Import von Evolution nach KMail erzeugt nur leere Ordner

FragenImport von Evolution nach KMail erzeugt nur leere Ordner
Klaus-Christian Falkner - Mittwoch, 06. April 2016 12:57 Uhr

Hallo,

da ich vor einiger Zeit von Ubuntu auf Kubuntu umgestiegen bin, würde ich gerne meine E-Mails, Kontakte, etc. über die Importfunktion aus Evolution in KMail importieren. Der Durchlauf der KMail-Importfunktion geht schnell, das Ergebnis ist ernüchternd. Ich erhalte zwar die korrekte Ordnerstruktur aus Evolution, die Ordner sind aber alle leer. Es wird also keine einzige E-Mail übernommen oder angezeigt.

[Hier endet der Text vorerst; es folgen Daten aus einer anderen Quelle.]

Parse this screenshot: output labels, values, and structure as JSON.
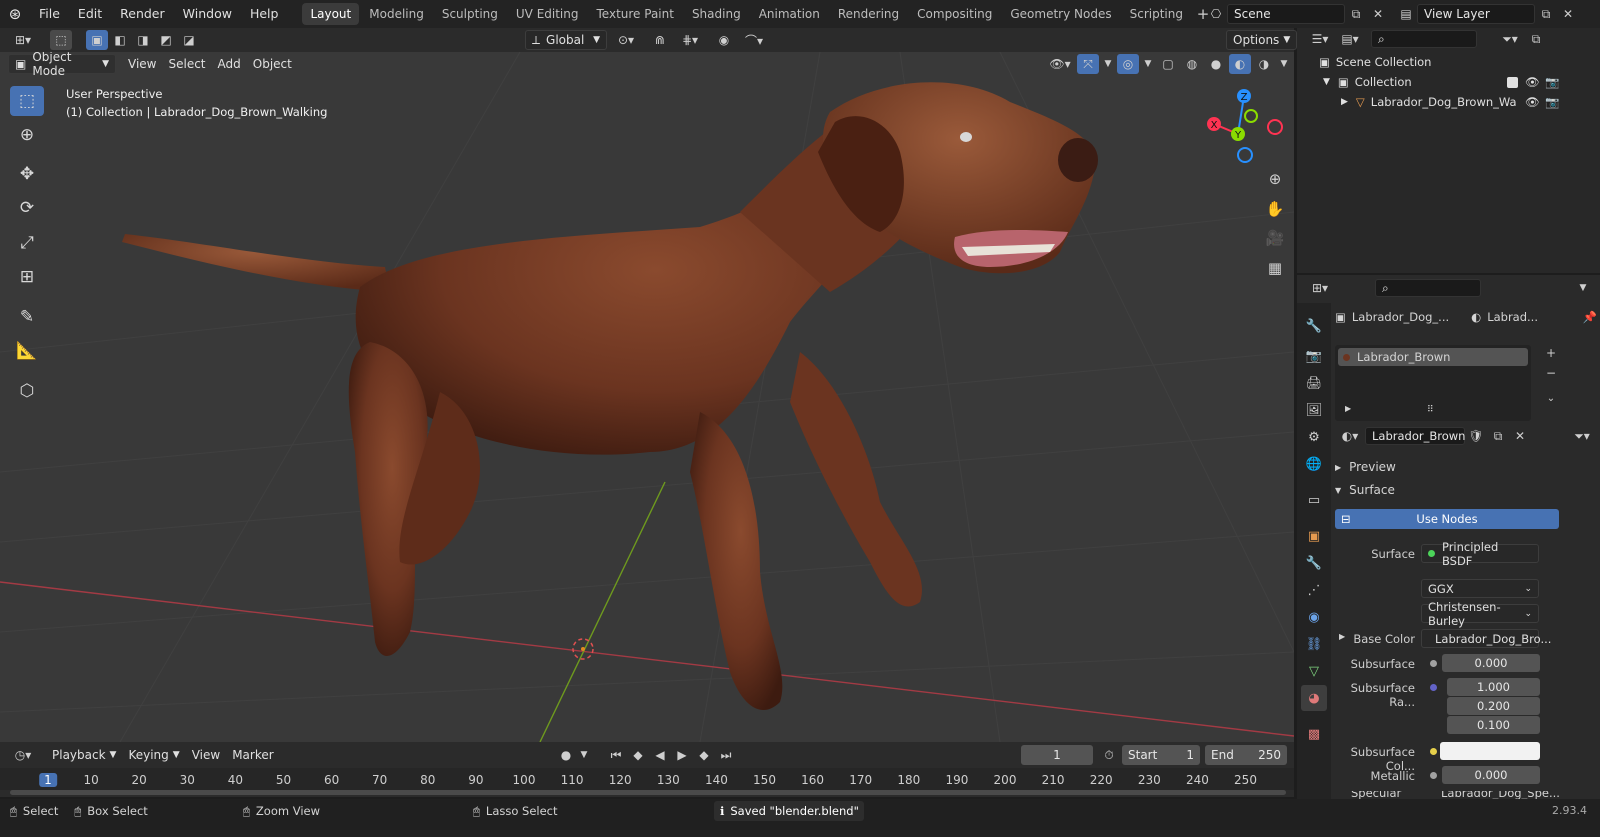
{
  "app": {
    "version": "2.93.4"
  },
  "topbar": {
    "menus": [
      "File",
      "Edit",
      "Render",
      "Window",
      "Help"
    ],
    "workspaces": [
      "Layout",
      "Modeling",
      "Sculpting",
      "UV Editing",
      "Texture Paint",
      "Shading",
      "Animation",
      "Rendering",
      "Compositing",
      "Geometry Nodes",
      "Scripting"
    ],
    "active_workspace": "Layout",
    "scene_name": "Scene",
    "view_layer": "View Layer"
  },
  "tool_header": {
    "transform_orientation": "Global",
    "options_label": "Options"
  },
  "viewport_header": {
    "mode": "Object Mode",
    "menus": [
      "View",
      "Select",
      "Add",
      "Object"
    ]
  },
  "viewport": {
    "perspective_label": "User Perspective",
    "collection_label": "(1) Collection | Labrador_Dog_Brown_Walking",
    "gizmo_axes": {
      "x": "X",
      "y": "Y",
      "z": "Z"
    },
    "colors": {
      "x_axis": "#ff3352",
      "y_axis": "#8bdc00",
      "z_axis": "#2890ff",
      "dog_fur": "#6b3420"
    }
  },
  "outliner": {
    "root": "Scene Collection",
    "collection": "Collection",
    "object": "Labrador_Dog_Brown_Wa"
  },
  "properties": {
    "object_name": "Labrador_Dog_...",
    "material_short": "Labrad...",
    "material_slot": "Labrador_Brown",
    "material_name": "Labrador_Brown",
    "panels": {
      "preview": "Preview",
      "surface": "Surface"
    },
    "use_nodes": "Use Nodes",
    "surface_label": "Surface",
    "surface_value": "Principled BSDF",
    "distribution": "GGX",
    "subsurface_method": "Christensen-Burley",
    "base_color_label": "Base Color",
    "base_color_value": "Labrador_Dog_Bro...",
    "subsurface_label": "Subsurface",
    "subsurface_value": "0.000",
    "subsurface_radius_label": "Subsurface Ra...",
    "subsurface_radius": [
      "1.000",
      "0.200",
      "0.100"
    ],
    "subsurface_color_label": "Subsurface Col...",
    "metallic_label": "Metallic",
    "metallic_value": "0.000",
    "specular_label": "Specular",
    "specular_value": "Labrador_Dog_Spe..."
  },
  "timeline": {
    "menus": [
      "Playback",
      "Keying",
      "View",
      "Marker"
    ],
    "current_frame": "1",
    "start_label": "Start",
    "start_value": "1",
    "end_label": "End",
    "end_value": "250",
    "ticks": [
      "1",
      "10",
      "20",
      "30",
      "40",
      "50",
      "60",
      "70",
      "80",
      "90",
      "100",
      "110",
      "120",
      "130",
      "140",
      "150",
      "160",
      "170",
      "180",
      "190",
      "200",
      "210",
      "220",
      "230",
      "240",
      "250"
    ]
  },
  "statusbar": {
    "select": "Select",
    "box_select": "Box Select",
    "zoom_view": "Zoom View",
    "lasso_select": "Lasso Select",
    "message": "Saved \"blender.blend\""
  }
}
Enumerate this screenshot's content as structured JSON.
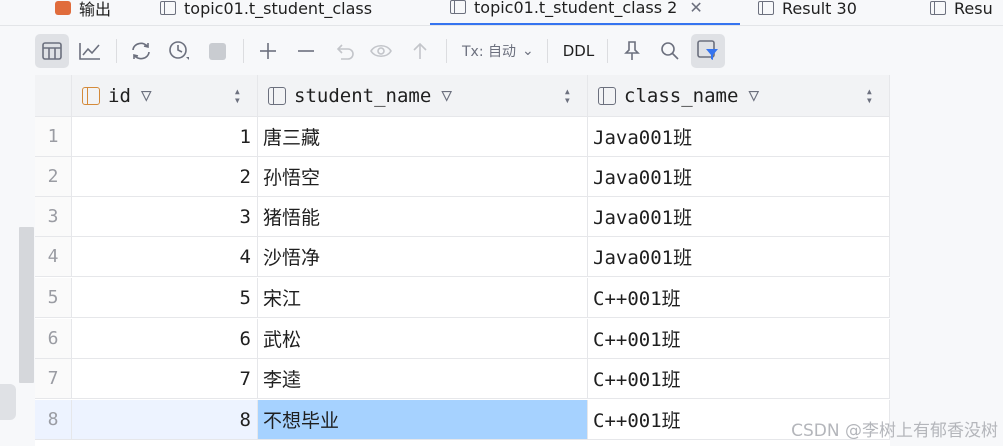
{
  "tabs": [
    {
      "label": "输出",
      "icon": "output-icon"
    },
    {
      "label": "topic01.t_student_class",
      "icon": "table-icon"
    },
    {
      "label": "topic01.t_student_class 2",
      "icon": "table-icon",
      "active": true,
      "close": "✕"
    },
    {
      "label": "Result 30",
      "icon": "table-icon"
    },
    {
      "label": "Resu",
      "icon": "table-icon"
    }
  ],
  "toolbar": {
    "tx_label": "Tx: 自动",
    "ddl_label": "DDL",
    "icons": [
      "table-view-icon",
      "chart-view-icon",
      "refresh-icon",
      "history-icon",
      "stop-icon",
      "add-row-icon",
      "delete-row-icon",
      "revert-icon",
      "preview-icon",
      "submit-icon",
      "pin-icon",
      "search-icon",
      "filter-toggle-icon"
    ]
  },
  "columns": [
    {
      "name": "id",
      "icon": "primary-key-column-icon"
    },
    {
      "name": "student_name",
      "icon": "column-icon"
    },
    {
      "name": "class_name",
      "icon": "column-icon"
    }
  ],
  "rows": [
    {
      "n": "1",
      "id": "1",
      "student_name": "唐三藏",
      "class_name": "Java001班"
    },
    {
      "n": "2",
      "id": "2",
      "student_name": "孙悟空",
      "class_name": "Java001班"
    },
    {
      "n": "3",
      "id": "3",
      "student_name": "猪悟能",
      "class_name": "Java001班"
    },
    {
      "n": "4",
      "id": "4",
      "student_name": "沙悟净",
      "class_name": "Java001班"
    },
    {
      "n": "5",
      "id": "5",
      "student_name": "宋江",
      "class_name": "C++001班"
    },
    {
      "n": "6",
      "id": "6",
      "student_name": "武松",
      "class_name": "C++001班"
    },
    {
      "n": "7",
      "id": "7",
      "student_name": "李逵",
      "class_name": "C++001班"
    },
    {
      "n": "8",
      "id": "8",
      "student_name": "不想毕业",
      "class_name": "C++001班"
    }
  ],
  "selected_row": 8,
  "watermark": "CSDN @李树上有郁香没树",
  "colors": {
    "accent": "#3574f0",
    "selection": "#a6d2ff",
    "current_row": "#edf3ff"
  }
}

Ich habe schon versucht, einzelne Mails in Evolution als mbox zu speichern und diese dann in KMail zu importieren. Das funktioniert genauso wenig.

Es sind im Übrigen viele Ordner und viele E-Mails. Deshalb habe ich probiert, nur einzelne Ordner zu importieren. Auch das hat nichts geholfen.

Woran kann das liegen?

2 Antworten
tuxnix - Samstag, 09. April 2016 01:57 Uhr

Ist mir auch so passiert.
Die ganzen KDE Pim-Anwendungen sind ja erst vor kurzem nach qt5 portiert worden.
Die Importtools waren anfangs noch nicht implementiert.

Mit dem nächsten update der KDE Packete hat es dann geklappt.
Ich benutze allerdings archlinux.

Bei Kubuntu wird es, denke ich, erst Ende April mit 16.04 so weit sein.

Es gibt aber auch ein Repository
namens NEON mit dem du aktuelle KDE Pakete auf Kubuntu installieren kannst.

Klaus-Christian Falkner - Montag, 11. April 2016 09:49 Uhr

Ich habe das Problem am Wochenende nun mit einem IMAP-Konto gelöst, das ging unabhängig von der Importfunktionen. Falls jemand irgendwann vor demselben Problem steht und mit dieser Aussage nichts anfangen kann:

Ich habe zunächst ein eigenes IMAP-Postfach in Evolution angelegt und dann alle Ordner und E-Mails aus meinem lokalen POP3-Postfach in dieses IMAP-Postfach kopiert. Das IMAP-Postfach hat damit alle hinein kopierten Ordner und E-Mails auf den E-Mail-Server meines Providers hochgeladen. Bei rund 12 GB hat die Aktion rund 18 Stunden gedauert. Danach habe ich auch in KMail dieses neue IMAP-Postfach angelegt. Es hat weitere Stunden gedauert, bis KMail alle E-Mails und Ordner vom Server in dieses IMAP-Postfach in KMail heruntergeladen hatte. Schließlich habe ich in KMail mein POP3-Postfach als lokalen Ordner eingerichtet und alle Ordner und E-Mails aus dem IMAP-Postfach in das POP3-Postfach kopiert. Fertig. Das IMAP-Postfach kann dann gelöscht werden.

Ch. Helfenstein - Samstag, 14. Mai 2016 19:35 Uhr

Ich habe Ubuntu parallel zu Win 7 installiert, einige Zeit habe ich noch Mint ausprobiert. Auf allen 3 Systemen läuft Thunderbird als E- Mail Programm und ich habe immer den aktuellsten Stand, egal auf welchem Betriebssystem. Inkl. Ordnper, aktuelle, gelöschte E-Mails. Offensichtlich „verbindet sich“ Thunderbird auf der Festplatte. Nach dem Wechsel auf das neue Betriebssystem kann ja wieder ein anderes E-Mail Programm verwendet werden.